You made the mistake of making me talk about Total War games and my experience with them, I am obsessed about them because I have been researching benchmarks and making tests several times 😉
Most Total War games are CPU demanding and GPU demanding at the same time so you can easily have 2 bottlenecks. RAM is not an issue because with 16 GB DDR4 2000 MHz is more than enough, hard drive is recommended to have SSD because the loading times can be an issue but the most problematic hardware with Total War games are CPU and GPU. Some Total War games are not CPU "optimized", you can read complains about that almost everywhere. For example, games that are not multicore supported are Medieval 2 and Empire. Since I usually play Empire Total War, which is a game of 2009, I made some tests and I discovered that this game only uses 2 cores! well, not even 2 cores, the game engine fully uses 1 core and try to support the load of the first core using a second one up to 70% of load. As a result, CPU is bottlenecking GPU with not so big armies. Fortunately, this is not longer the case of other Total War games, but in some extent, this is an issue of almost every Total War game up to Attila Total War (2015) included, and seems that was fixed in Thrones of Britannia (2018). For a game such as Empire Total War, which is one of the most problematic of the saga, you have the case where a GPU Nvidia GTX 970/980 is more than capable to run this game at max with very high FPs but the problem is the CPU that will bottleneck the GPU because regardless the CPU, the game engine will only use 2 cores. For Total War games, it is said that more cores doesn't help at all, because the game engine will not use them anyway, but latest Total War games at least use 4 cores and if velocityg4 is right, Three Kingdoms, the latest one, uses 6 cores which is an amazing improvement.
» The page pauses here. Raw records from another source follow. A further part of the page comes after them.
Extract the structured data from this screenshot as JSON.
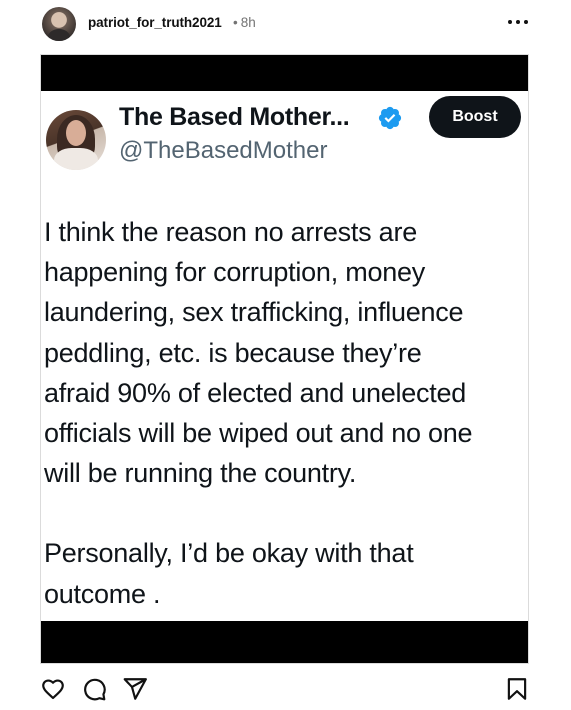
{
  "post": {
    "username": "patriot_for_truth2021",
    "separator": "•",
    "time": "8h",
    "more_icon": "more-horizontal-icon"
  },
  "tweet": {
    "display_name": "The Based Mother...",
    "handle": "@TheBasedMother",
    "verified_icon": "verified-badge-icon",
    "verified_color": "#1d9bf0",
    "boost_label": "Boost",
    "body_lines": [
      "I think the reason no arrests are",
      "happening for corruption, money",
      "laundering, sex trafficking, influence",
      "peddling, etc. is because they’re",
      "afraid 90% of elected and unelected",
      "officials will be wiped out and no one",
      "will be running the country."
    ],
    "body_lines_2": [
      "Personally, I’d be okay with that",
      "outcome ."
    ]
  },
  "actions": {
    "like_icon": "heart-icon",
    "comment_icon": "comment-icon",
    "share_icon": "send-icon",
    "save_icon": "bookmark-icon"
  }
}
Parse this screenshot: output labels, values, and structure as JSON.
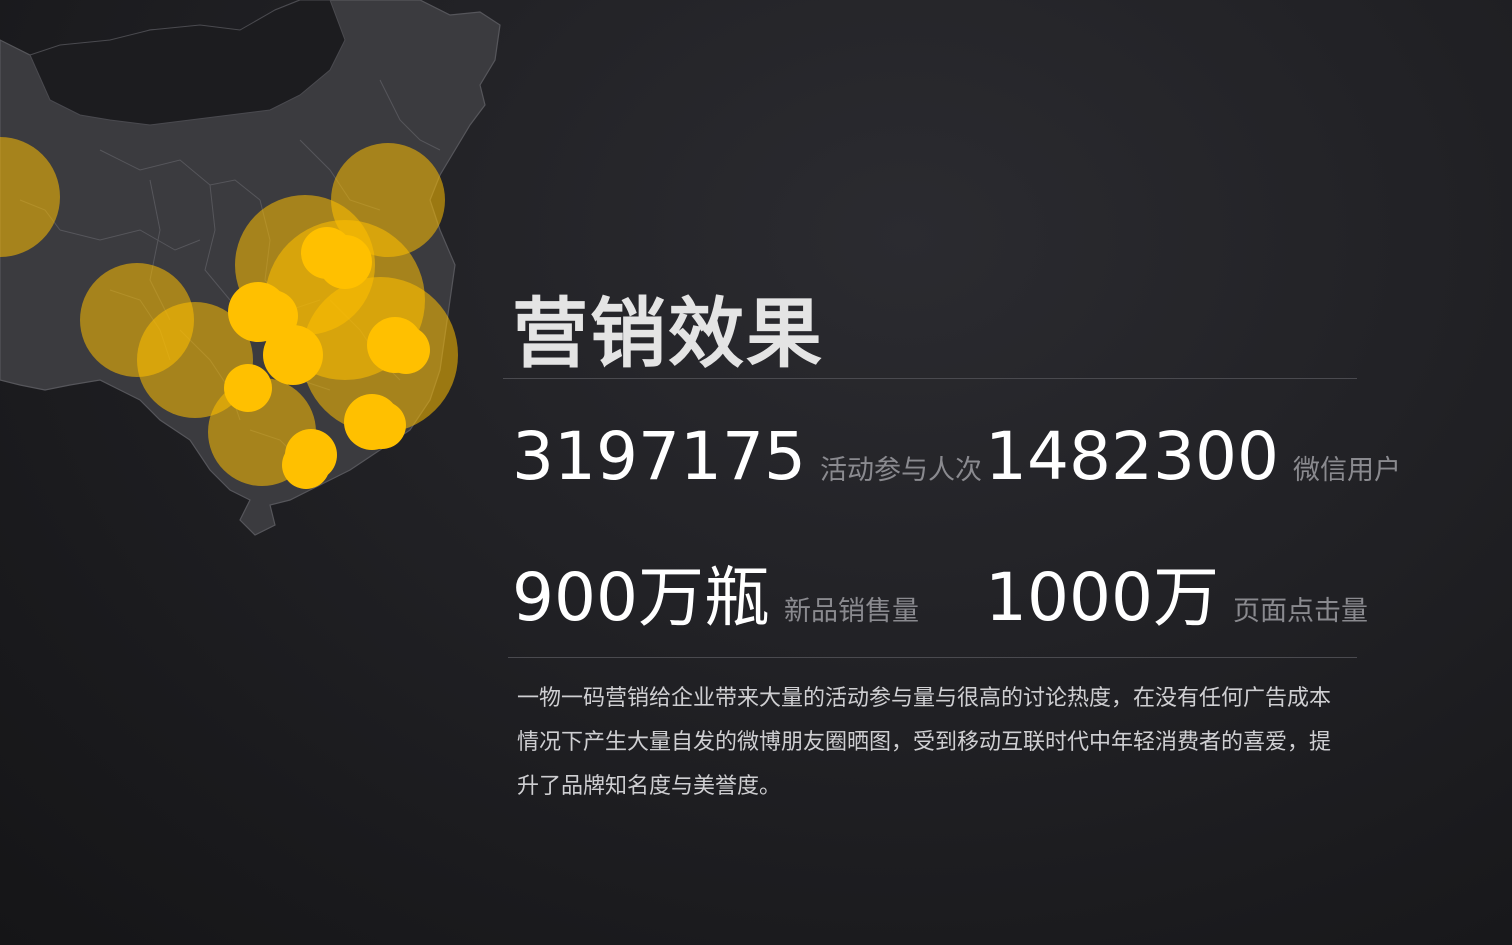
{
  "title": "营销效果",
  "stats": [
    {
      "value": "3197175",
      "label": "活动参与人次"
    },
    {
      "value": "1482300",
      "label": "微信用户"
    },
    {
      "value": "900万瓶",
      "label": "新品销售量"
    },
    {
      "value": "1000万",
      "label": "页面点击量"
    }
  ],
  "description": "一物一码营销给企业带来大量的活动参与量与很高的讨论热度，在没有任何广告成本情况下产生大量自发的微博朋友圈晒图，受到移动互联时代中年轻消费者的喜爱，提升了品牌知名度与美誉度。",
  "colors": {
    "accent": "#ffc000",
    "map_fill": "#3a3a3e",
    "map_stroke": "#55555a"
  }
}
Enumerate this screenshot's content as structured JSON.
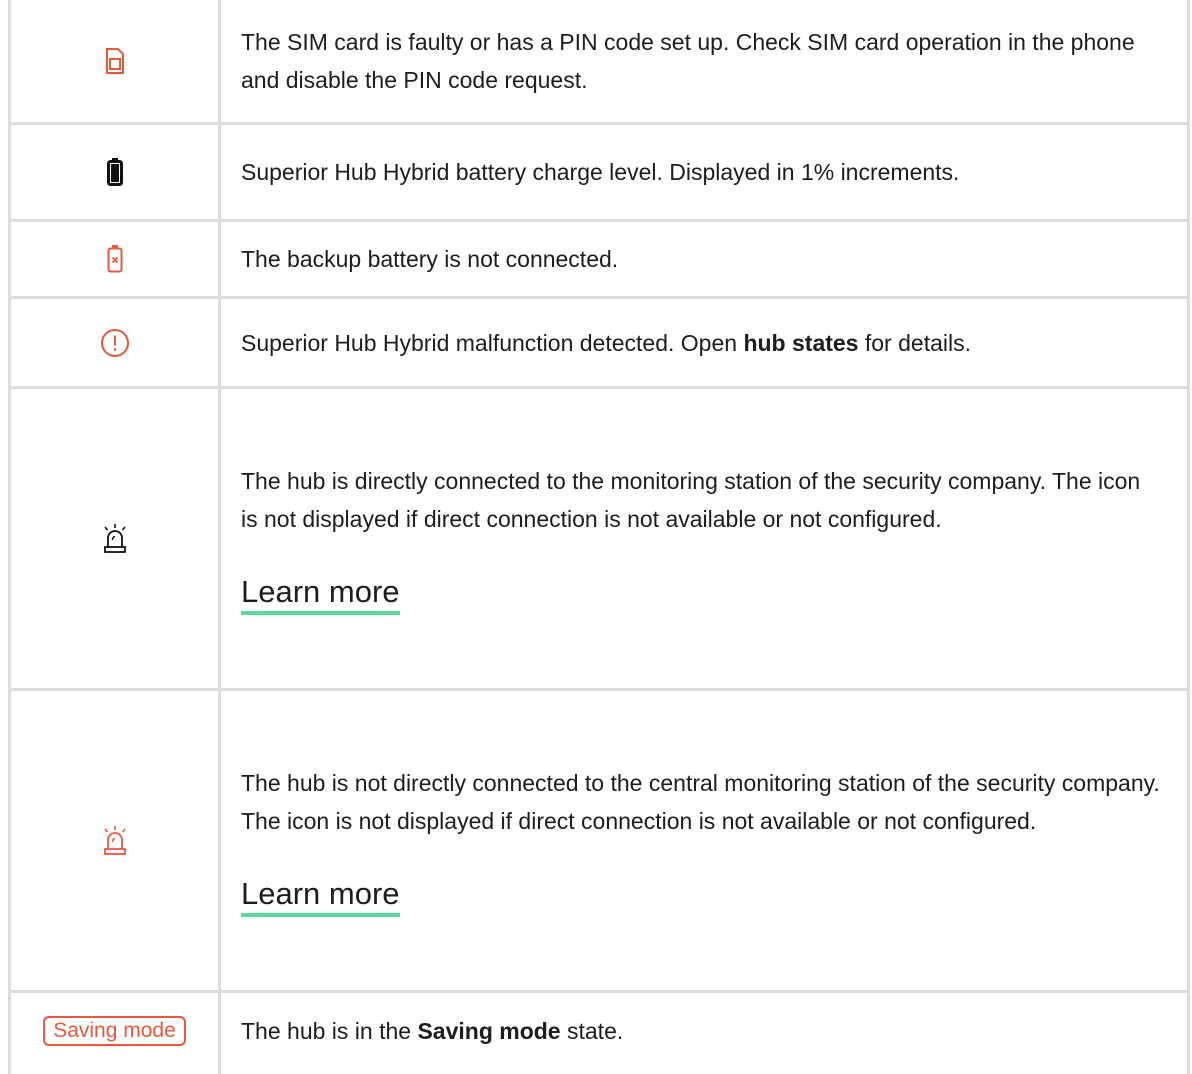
{
  "colors": {
    "alert": "#e9573f",
    "link_underline": "#5ed6a0",
    "grid": "#dcdcdc",
    "text": "#1d1d1d"
  },
  "rows": [
    {
      "icon": "sim-card-icon",
      "text": "The SIM card is faulty or has a PIN code set up. Check SIM card operation in the phone and disable the PIN code request."
    },
    {
      "icon": "battery-icon",
      "text": "Superior Hub Hybrid battery charge level. Displayed in 1% increments."
    },
    {
      "icon": "battery-disconnected-icon",
      "text": "The backup battery is not connected."
    },
    {
      "icon": "malfunction-icon",
      "text_before": "Superior Hub Hybrid malfunction detected. Open ",
      "bold": "hub states",
      "text_after": " for details."
    },
    {
      "icon": "siren-connected-icon",
      "text": "The hub is directly connected to the monitoring station of the security company. The icon is not displayed if direct connection is not available or not configured.",
      "link": "Learn more"
    },
    {
      "icon": "siren-disconnected-icon",
      "text": "The hub is not directly connected to the central monitoring station of the security company. The icon is not displayed if direct connection is not available or not configured.",
      "link": "Learn more"
    },
    {
      "badge": "Saving mode",
      "text_before": "The hub is in the ",
      "bold": "Saving mode",
      "text_after": " state."
    }
  ]
}
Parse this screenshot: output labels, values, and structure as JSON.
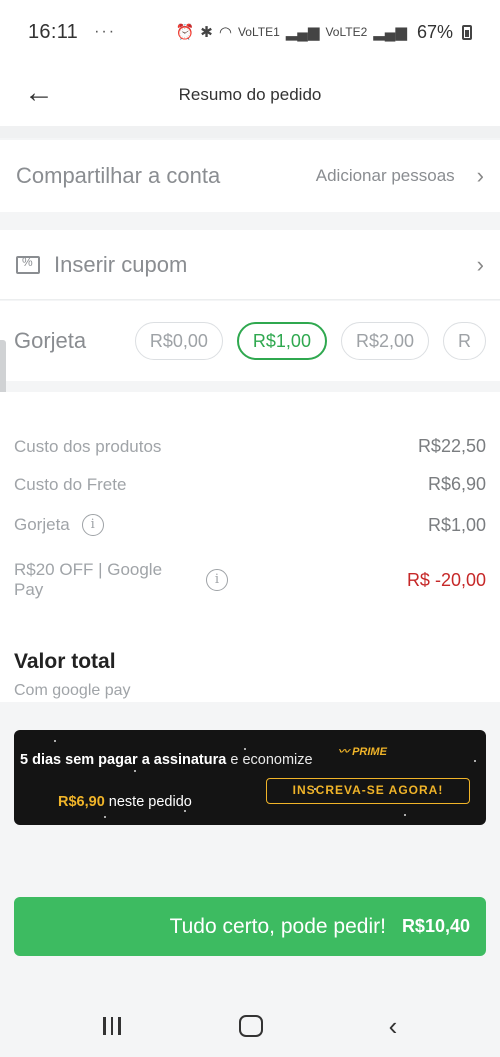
{
  "status_bar": {
    "time": "16:11",
    "overflow": "···",
    "net1": "VoLTE1",
    "net2": "VoLTE2",
    "battery": "67%"
  },
  "header": {
    "back_icon": "arrow-left-icon",
    "title": "Resumo do pedido"
  },
  "share": {
    "label": "Compartilhar a conta",
    "action": "Adicionar pessoas"
  },
  "coupon": {
    "label": "Inserir cupom"
  },
  "tip": {
    "label": "Gorjeta",
    "options": [
      "R$0,00",
      "R$1,00",
      "R$2,00",
      "R"
    ],
    "selected_index": 1
  },
  "summary": {
    "rows": [
      {
        "label": "Custo dos produtos",
        "value": "R$22,50"
      },
      {
        "label": "Custo do Frete",
        "value": "R$6,90"
      },
      {
        "label": "Gorjeta",
        "value": "R$1,00"
      },
      {
        "label": "R$20 OFF | Google Pay",
        "value": "R$ -20,00"
      }
    ],
    "total_label": "Valor total",
    "total_sub": "Com google pay"
  },
  "prime_banner": {
    "bold_text": "5 dias sem pagar a assinatura",
    "rest_text": " e economize",
    "badge": "PRIME",
    "amount": "R$6,90",
    "amount_suffix": " neste pedido",
    "cta": "INSCREVA-SE AGORA!"
  },
  "order_button": {
    "label": "Tudo certo, pode pedir!",
    "value": "R$10,40"
  },
  "colors": {
    "primary_green": "#3dbb61",
    "tip_selected": "#2fa84f",
    "discount_red": "#c62828",
    "prime_gold": "#f0b429"
  }
}
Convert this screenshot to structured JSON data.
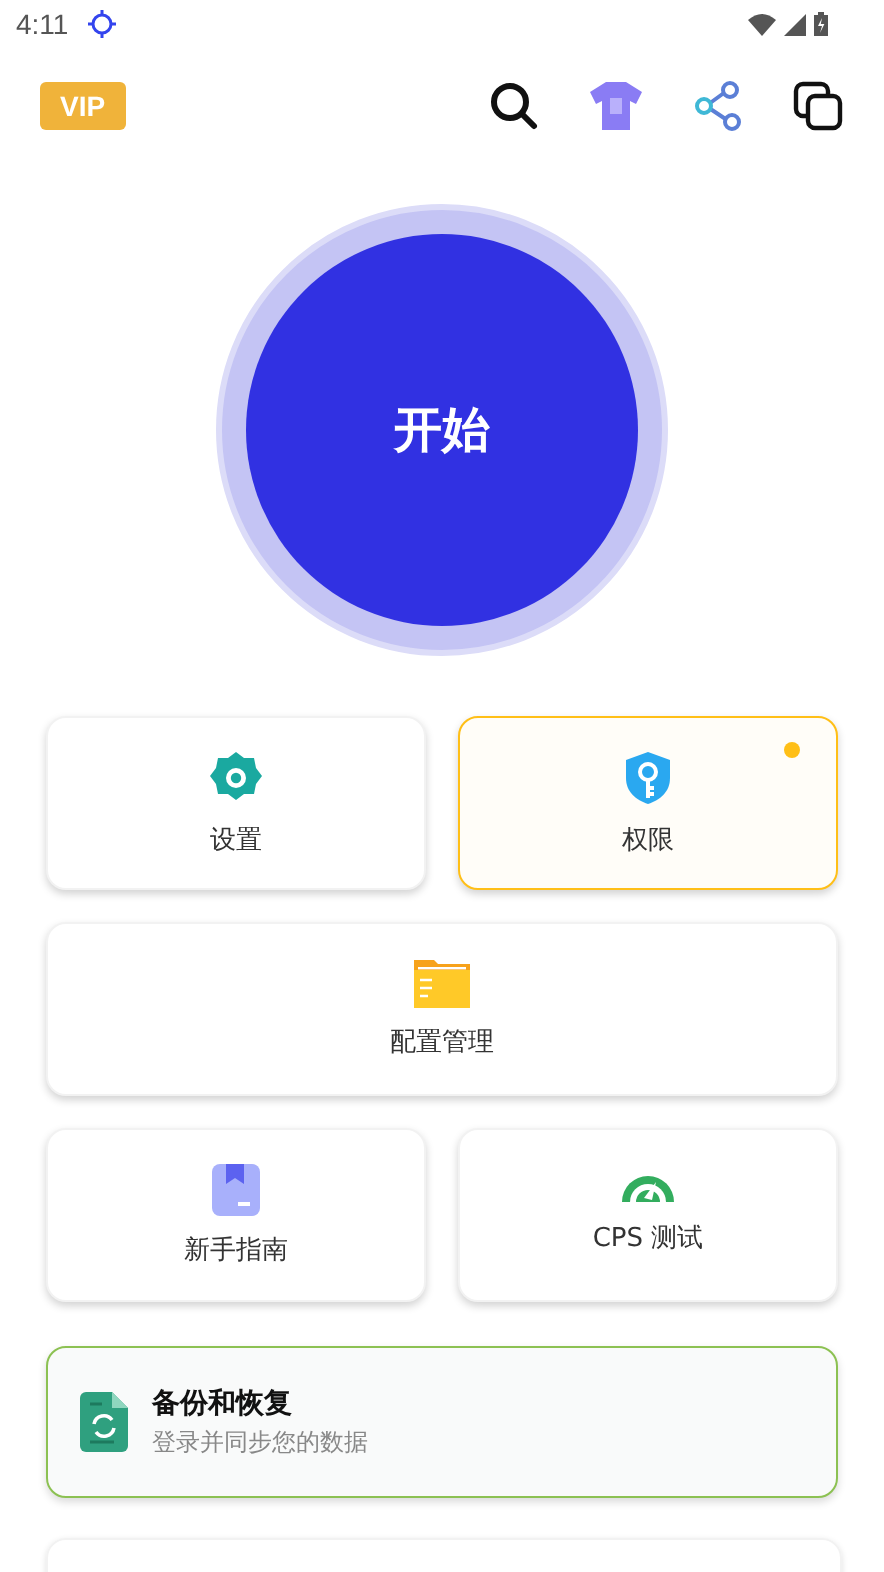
{
  "status_bar": {
    "time": "4:11"
  },
  "header": {
    "badge": "VIP"
  },
  "start_button": {
    "label": "开始"
  },
  "tiles": [
    {
      "kind": "half",
      "label": "设置",
      "highlighted": false
    },
    {
      "kind": "half",
      "label": "权限",
      "highlighted": true
    },
    {
      "kind": "full",
      "label": "配置管理",
      "highlighted": false
    },
    {
      "kind": "half",
      "label": "新手指南",
      "highlighted": false
    },
    {
      "kind": "half",
      "label": "CPS 测试",
      "highlighted": false
    }
  ],
  "backup_card": {
    "title": "备份和恢复",
    "subtitle": "登录并同步您的数据"
  }
}
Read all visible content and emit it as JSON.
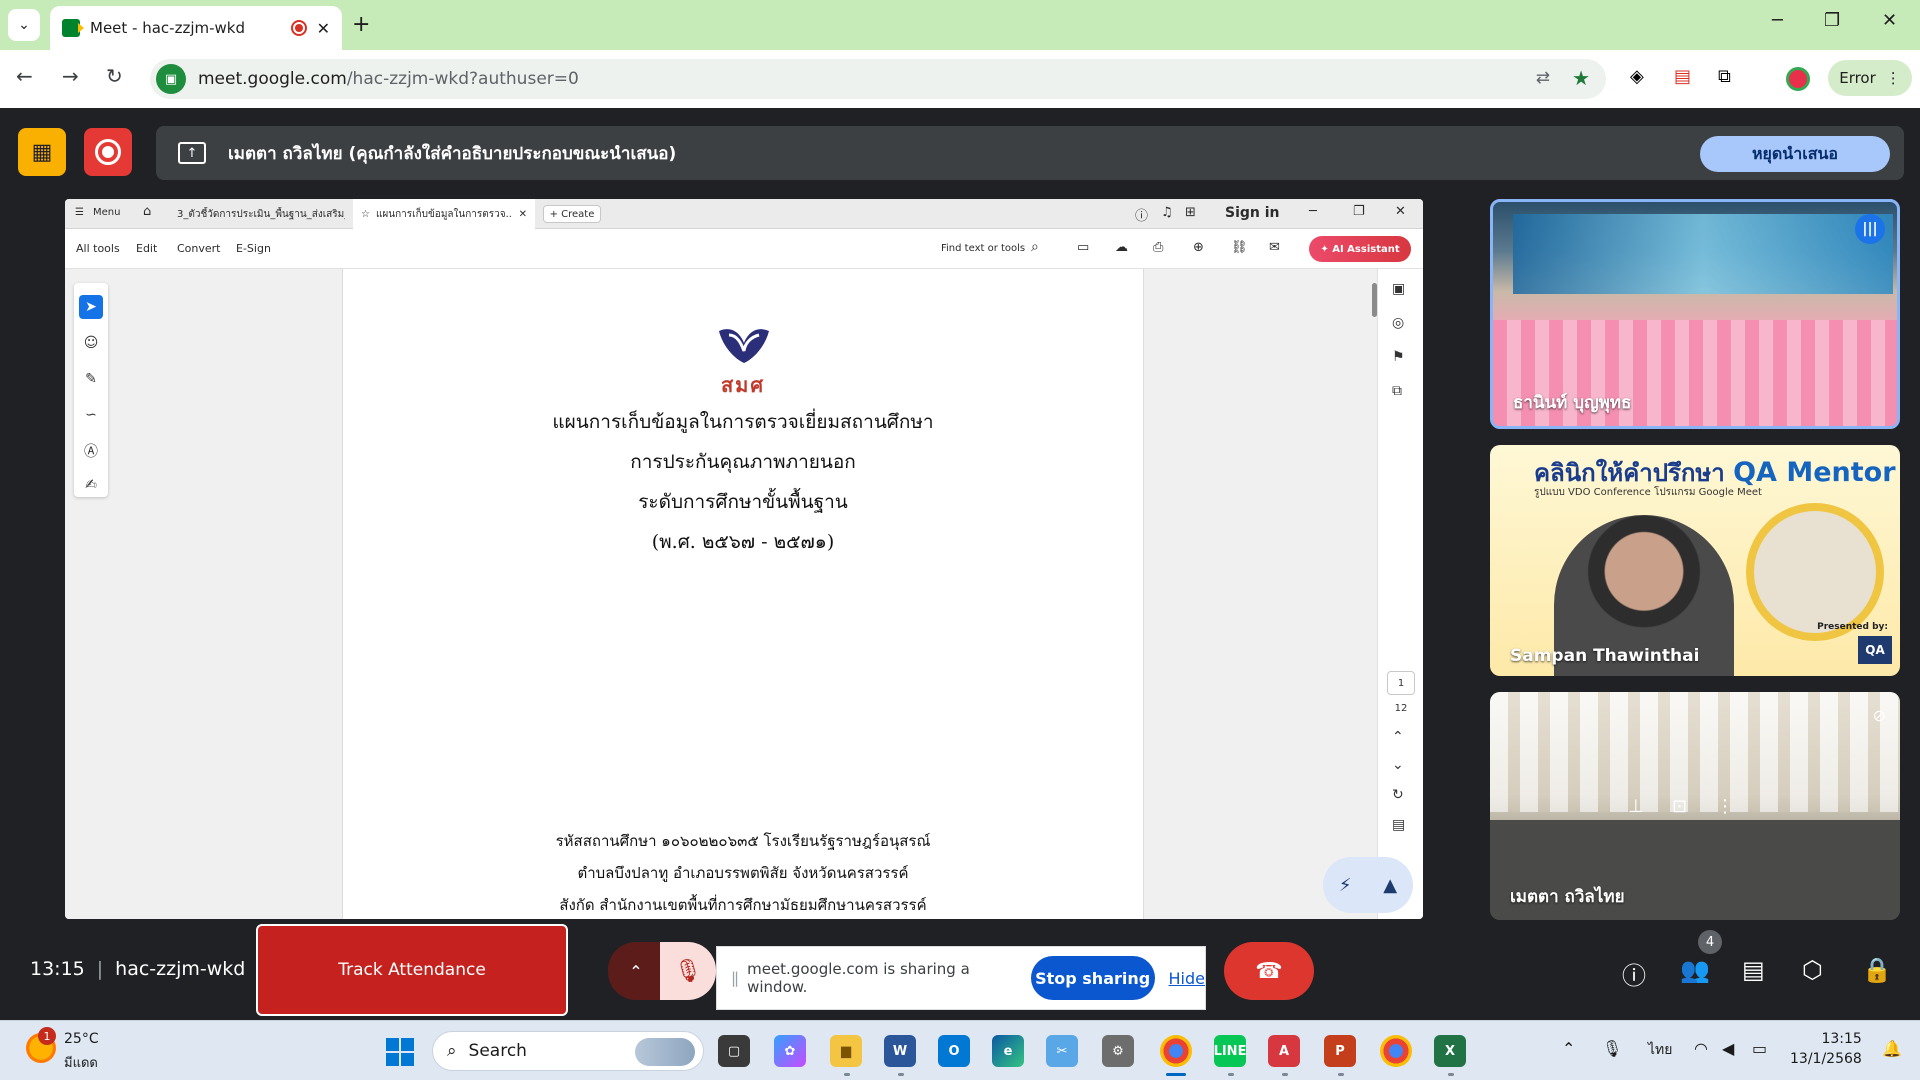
{
  "browser": {
    "tab_title": "Meet - hac-zzjm-wkd",
    "url_host": "meet.google.com",
    "url_path": "/hac-zzjm-wkd?authuser=0",
    "profile_status": "Error"
  },
  "meet": {
    "banner_text": "เมตตา ถวิลไทย (คุณกำลังใส่คำอธิบายประกอบขณะนำเสนอ)",
    "stop_present_label": "หยุดนำเสนอ",
    "time": "13:15",
    "meeting_code": "hac-zzjm-wkd",
    "track_attendance_label": "Track Attendance",
    "sharing_text": "meet.google.com is sharing a window.",
    "stop_sharing_label": "Stop sharing",
    "hide_label": "Hide",
    "people_count": "4",
    "participants": [
      {
        "name": "ธานินท์ บุญพุทธ",
        "speaking": true
      },
      {
        "name": "Sampan Thawinthai",
        "speaking": false
      },
      {
        "name": "เมตตา ถวิลไทย",
        "speaking": false
      }
    ],
    "tile2": {
      "title_thai": "คลินิกให้คำปรึกษา",
      "title_en": "QA Mentor",
      "subtitle": "รูปแบบ VDO Conference โปรแกรม Google Meet",
      "presented_by": "Presented by:",
      "logo": "QA"
    }
  },
  "acrobat": {
    "menu_label": "Menu",
    "tab1_title": "3_ตัวชี้วัดการประเมิน_พื้นฐาน_ส่งเสริม_...",
    "tab2_title": "แผนการเก็บข้อมูลในการตรวจ...",
    "create_label": "Create",
    "sign_in_label": "Sign in",
    "menu_items": [
      "All tools",
      "Edit",
      "Convert",
      "E-Sign"
    ],
    "find_placeholder": "Find text or tools",
    "ai_assistant_label": "AI Assistant",
    "page_current": "1",
    "page_total": "12"
  },
  "document": {
    "logo_text": "สมศ",
    "title_lines": [
      "แผนการเก็บข้อมูลในการตรวจเยี่ยมสถานศึกษา",
      "การประกันคุณภาพภายนอก",
      "ระดับการศึกษาขั้นพื้นฐาน",
      "(พ.ศ. ๒๕๖๗ - ๒๕๗๑)"
    ],
    "footer_lines": [
      "รหัสสถานศึกษา ๑๐๖๐๒๒๐๖๓๕ โรงเรียนรัฐราษฎร์อนุสรณ์",
      "ตำบลบึงปลาทู อำเภอบรรพตพิสัย จังหวัดนครสวรรค์",
      "สังกัด สำนักงานเขตพื้นที่การศึกษามัธยมศึกษานครสวรรค์"
    ]
  },
  "taskbar": {
    "weather_alert": "1",
    "temperature": "25°C",
    "condition": "มีแดด",
    "search_label": "Search",
    "language": "ไทย",
    "clock_time": "13:15",
    "clock_date": "13/1/2568"
  }
}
So, in Total War games from Empire (2009) to Attila (2015) the most demanding hardware is CPU because of optimization but also from Rome 2 (2013) to the latest one Three Kingdoms (2019) GPU is also big demanding and you need top gaming GPUs. Attila is the worst optimized game of the saga, because inherit the CPU problems of Empire + needs a monster GPU (even considering that is a game from 2015, even current RTX cards may struggle). Also Total War games, as far as I know, don't support SLI.
All of this is just to say that I don't want to have huge armies, but at least a CPU that can run the games with decent armies without "dramatic" fps drops. So, if Total War games are limited by the use of cores (except Three Kingdoms), what is the key to have a good CPU performance?